O problema aconteceu no dia 14 de janeiro deste ano, na Rua Vinícius de Moraes, quando Páez teve uma discussão com os empregados por causa de uma cobrança que ela dizia estar errada na conta. De acordo com a promotoria, ela usou a palavra ‘mono’ (que significa ‘macaco’ em espanhol) de forma ofensiva para falar com um funcionário negro e ainda fez gestos imitando um animal. As ofensas foram feitas também a outros dois funcionários, configurando três casos de injúria racial. O incidente foi registrado por câmeras de segurança.
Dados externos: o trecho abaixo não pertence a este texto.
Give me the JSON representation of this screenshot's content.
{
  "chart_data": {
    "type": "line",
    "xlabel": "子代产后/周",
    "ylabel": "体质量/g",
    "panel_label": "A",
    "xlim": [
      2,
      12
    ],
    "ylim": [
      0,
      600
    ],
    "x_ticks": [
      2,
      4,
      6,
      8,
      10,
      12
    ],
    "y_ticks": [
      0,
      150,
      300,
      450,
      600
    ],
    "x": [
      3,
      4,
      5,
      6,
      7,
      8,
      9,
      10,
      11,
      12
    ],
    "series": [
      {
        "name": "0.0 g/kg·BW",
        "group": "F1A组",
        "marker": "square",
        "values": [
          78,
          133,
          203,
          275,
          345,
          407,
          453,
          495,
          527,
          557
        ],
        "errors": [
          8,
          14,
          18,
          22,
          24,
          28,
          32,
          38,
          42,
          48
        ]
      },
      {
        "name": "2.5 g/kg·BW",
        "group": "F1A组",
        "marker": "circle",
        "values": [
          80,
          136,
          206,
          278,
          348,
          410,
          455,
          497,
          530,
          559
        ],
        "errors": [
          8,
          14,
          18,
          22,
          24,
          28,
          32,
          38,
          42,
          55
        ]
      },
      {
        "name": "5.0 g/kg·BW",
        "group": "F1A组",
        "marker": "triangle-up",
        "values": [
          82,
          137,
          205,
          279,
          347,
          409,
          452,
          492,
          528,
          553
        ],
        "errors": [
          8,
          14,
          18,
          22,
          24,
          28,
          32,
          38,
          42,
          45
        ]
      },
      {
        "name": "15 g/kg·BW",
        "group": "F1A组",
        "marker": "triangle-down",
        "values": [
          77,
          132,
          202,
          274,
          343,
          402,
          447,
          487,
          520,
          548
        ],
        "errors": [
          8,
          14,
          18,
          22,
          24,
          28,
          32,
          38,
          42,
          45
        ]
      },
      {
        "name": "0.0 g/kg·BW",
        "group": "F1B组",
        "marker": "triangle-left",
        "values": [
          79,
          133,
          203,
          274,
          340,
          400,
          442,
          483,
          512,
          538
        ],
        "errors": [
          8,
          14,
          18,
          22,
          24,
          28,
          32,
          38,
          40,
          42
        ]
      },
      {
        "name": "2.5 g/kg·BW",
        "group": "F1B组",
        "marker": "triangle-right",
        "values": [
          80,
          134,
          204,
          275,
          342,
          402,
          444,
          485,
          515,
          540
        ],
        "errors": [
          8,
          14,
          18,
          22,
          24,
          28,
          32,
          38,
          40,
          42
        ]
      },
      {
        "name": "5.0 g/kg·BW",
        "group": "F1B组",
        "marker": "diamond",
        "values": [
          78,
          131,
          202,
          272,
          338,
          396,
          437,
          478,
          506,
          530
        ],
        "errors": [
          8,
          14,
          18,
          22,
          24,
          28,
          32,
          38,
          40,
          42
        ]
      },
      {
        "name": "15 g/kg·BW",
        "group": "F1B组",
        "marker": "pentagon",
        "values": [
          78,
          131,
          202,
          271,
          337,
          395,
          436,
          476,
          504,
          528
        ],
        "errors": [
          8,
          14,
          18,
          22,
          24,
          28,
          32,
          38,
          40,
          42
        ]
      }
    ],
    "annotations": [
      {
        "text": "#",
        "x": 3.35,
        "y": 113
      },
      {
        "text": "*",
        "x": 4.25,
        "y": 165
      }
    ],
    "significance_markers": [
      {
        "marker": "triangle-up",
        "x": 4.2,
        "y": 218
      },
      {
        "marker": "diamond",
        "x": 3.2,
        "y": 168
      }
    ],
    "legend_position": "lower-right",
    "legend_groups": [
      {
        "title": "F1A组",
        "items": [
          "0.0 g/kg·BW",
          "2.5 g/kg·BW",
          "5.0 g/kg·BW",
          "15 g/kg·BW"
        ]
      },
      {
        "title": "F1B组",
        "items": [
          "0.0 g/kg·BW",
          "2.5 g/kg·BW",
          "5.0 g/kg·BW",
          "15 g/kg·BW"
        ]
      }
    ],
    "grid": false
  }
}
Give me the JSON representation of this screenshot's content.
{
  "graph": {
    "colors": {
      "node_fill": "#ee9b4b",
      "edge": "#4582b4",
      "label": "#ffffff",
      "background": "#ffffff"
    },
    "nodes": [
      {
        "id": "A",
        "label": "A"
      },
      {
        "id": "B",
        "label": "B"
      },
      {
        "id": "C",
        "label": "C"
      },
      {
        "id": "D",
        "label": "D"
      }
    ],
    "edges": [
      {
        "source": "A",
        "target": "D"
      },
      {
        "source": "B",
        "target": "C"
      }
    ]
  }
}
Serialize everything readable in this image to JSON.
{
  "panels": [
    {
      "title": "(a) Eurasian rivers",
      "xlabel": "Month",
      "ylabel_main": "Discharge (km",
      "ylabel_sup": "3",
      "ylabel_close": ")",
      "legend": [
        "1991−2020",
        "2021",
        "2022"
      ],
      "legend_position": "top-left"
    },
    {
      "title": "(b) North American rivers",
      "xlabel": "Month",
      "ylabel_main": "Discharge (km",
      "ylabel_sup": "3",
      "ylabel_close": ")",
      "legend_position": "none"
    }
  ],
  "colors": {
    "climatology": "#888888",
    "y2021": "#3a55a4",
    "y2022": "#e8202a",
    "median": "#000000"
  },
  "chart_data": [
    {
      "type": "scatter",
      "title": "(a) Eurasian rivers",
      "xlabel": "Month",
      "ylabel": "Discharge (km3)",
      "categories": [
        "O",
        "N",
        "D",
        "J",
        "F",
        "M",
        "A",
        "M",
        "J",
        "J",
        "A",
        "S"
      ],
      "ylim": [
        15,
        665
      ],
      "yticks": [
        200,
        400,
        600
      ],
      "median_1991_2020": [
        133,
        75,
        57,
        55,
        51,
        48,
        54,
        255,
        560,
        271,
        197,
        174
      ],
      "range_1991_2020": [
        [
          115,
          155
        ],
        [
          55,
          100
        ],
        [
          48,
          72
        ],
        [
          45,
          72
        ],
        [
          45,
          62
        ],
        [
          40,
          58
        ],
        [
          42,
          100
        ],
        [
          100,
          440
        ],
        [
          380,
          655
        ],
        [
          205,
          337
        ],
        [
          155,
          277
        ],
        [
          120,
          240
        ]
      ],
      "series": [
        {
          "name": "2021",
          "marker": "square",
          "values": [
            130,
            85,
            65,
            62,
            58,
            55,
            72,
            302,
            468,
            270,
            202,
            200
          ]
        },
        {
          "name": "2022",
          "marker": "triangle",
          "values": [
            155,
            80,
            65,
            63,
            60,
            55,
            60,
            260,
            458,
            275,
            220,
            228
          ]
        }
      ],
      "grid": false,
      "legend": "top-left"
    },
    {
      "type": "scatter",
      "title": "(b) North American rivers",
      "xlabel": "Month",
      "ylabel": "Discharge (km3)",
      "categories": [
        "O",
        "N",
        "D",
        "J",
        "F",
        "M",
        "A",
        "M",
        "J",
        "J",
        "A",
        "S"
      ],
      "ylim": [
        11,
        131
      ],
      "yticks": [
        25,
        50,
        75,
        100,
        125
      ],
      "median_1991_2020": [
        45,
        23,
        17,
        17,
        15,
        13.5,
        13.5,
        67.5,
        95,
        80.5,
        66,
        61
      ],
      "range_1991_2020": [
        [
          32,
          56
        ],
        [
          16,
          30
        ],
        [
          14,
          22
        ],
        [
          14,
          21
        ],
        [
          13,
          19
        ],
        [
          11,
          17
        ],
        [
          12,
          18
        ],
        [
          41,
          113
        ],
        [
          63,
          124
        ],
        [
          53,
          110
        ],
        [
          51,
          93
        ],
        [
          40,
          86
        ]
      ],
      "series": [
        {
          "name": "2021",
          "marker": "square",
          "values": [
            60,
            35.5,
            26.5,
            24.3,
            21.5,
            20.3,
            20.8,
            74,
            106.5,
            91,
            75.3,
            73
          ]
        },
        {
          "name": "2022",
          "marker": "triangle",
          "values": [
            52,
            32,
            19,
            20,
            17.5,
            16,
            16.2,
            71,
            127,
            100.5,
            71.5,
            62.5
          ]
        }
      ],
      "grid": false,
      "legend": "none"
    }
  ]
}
Páez foi presa por algumas horas no dia 6 de fevereiro e depois liberada, com a condição de usar uma tornozeleira eletrônica. Na terça-feira (31), um tribunal no Rio de Janeiro permitiu que ela saia do país, por uma decisão do desembargador Luciano Silva Barreto. A advogada entregou o passaporte, tirou a tornozeleira e pagou uma fiança de R$ 97 mil, que corresponde a 60 salários mínimos.
Em entrevista à imprensa da Argentina, Agostina Páez pediu desculpas pelo que aconteceu e disse que agiu mal. Ela continuará enfrentando o processo judicial no Brasil.